Haven't seen a thread but Belgium has a couple elections the same day as the EU elections. This will be the first election since a pack of constitutional reforms, including:
- the end of direct elections to the senate
- 5 year term limits
- the abolition of a very controversial district in Brussels and its surrounding area, which lumped the bilingual capital with its Dutch surroundings. Now Brussels will have its own constituency.
- devolution of power to the German-speaking community, to Brussels and to local and regional governments generally
http://en.wikipedia.org/wiki/Belgian_federal_election,_2014
Elio Di Rupo is reasonably popular, but the main story of this election seems to be the continued rise of the Flemish seperatist party N-VA, at the expense of the hard-right Vlaams Belang mainly.
The states also have their own elections:
In
Flanders, N-VA are expected to take the plurality with a meteoric rise from their 13% in 2009. This seems to be mainly at the expense of Vlaams and "Others". The mainstream three parties have small (but not catastrophic declines); while Workers and Greens are expected to rise. I guess this will possibly end up as a N-VA/ CD coalition.
Waloonia - All the current represented parties - including the traffic light governing coalition and the centre-right opposition seem to be suffering at the expense of new right-wing and left-wing (Workers and Peoples respectively) populist parties.
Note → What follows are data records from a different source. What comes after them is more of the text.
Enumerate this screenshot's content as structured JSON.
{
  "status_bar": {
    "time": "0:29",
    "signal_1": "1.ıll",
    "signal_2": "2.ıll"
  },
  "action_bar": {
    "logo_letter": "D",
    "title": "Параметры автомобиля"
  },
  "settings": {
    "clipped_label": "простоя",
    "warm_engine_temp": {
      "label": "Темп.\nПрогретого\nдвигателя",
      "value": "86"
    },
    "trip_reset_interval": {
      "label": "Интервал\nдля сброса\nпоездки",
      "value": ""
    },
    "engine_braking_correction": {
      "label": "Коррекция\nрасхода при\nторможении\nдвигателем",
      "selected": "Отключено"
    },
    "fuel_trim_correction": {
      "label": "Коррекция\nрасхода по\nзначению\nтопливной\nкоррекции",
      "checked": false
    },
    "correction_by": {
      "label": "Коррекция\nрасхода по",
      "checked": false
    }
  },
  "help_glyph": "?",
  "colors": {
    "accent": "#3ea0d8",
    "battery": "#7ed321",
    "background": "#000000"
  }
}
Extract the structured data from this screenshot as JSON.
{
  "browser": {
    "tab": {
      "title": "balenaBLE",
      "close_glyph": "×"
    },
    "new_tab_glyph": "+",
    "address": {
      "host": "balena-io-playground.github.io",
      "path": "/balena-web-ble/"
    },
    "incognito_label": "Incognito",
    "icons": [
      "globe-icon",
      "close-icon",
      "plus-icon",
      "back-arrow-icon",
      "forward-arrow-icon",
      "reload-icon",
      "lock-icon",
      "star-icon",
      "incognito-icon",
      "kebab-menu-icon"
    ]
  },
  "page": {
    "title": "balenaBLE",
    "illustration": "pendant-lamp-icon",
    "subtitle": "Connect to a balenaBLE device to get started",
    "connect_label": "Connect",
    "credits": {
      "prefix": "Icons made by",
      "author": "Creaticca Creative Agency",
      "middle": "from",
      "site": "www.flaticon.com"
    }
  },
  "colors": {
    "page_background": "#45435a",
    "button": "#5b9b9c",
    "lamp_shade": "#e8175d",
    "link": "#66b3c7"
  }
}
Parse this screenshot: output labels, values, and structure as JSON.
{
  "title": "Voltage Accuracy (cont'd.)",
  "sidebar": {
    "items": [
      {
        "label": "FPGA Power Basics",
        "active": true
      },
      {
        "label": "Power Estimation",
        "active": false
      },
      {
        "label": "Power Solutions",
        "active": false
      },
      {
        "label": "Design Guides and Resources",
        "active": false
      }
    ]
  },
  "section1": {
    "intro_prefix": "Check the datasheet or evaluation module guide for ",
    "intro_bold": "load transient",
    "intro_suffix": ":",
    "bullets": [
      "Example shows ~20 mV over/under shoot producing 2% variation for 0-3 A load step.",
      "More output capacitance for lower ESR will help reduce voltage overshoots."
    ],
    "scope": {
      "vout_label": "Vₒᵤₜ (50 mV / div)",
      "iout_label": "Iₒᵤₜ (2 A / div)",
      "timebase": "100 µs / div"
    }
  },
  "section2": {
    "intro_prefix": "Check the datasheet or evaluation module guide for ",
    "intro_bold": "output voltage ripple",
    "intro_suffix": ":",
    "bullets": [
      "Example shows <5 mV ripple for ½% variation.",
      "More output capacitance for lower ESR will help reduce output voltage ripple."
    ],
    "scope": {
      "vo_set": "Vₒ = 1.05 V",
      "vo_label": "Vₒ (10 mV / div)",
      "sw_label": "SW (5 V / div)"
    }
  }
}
The Socialsts continue to dominate, but its partner Ecolo has lost half its support since last election.
In the insane world of the Brussels government, similar declines are reported for the traffic light coalition (especially Ecolo) at the expense of newbies the Workers and the FDF. The FDF is a French regionalist split from the centre-right opposition.
The German-speaking community also have an election.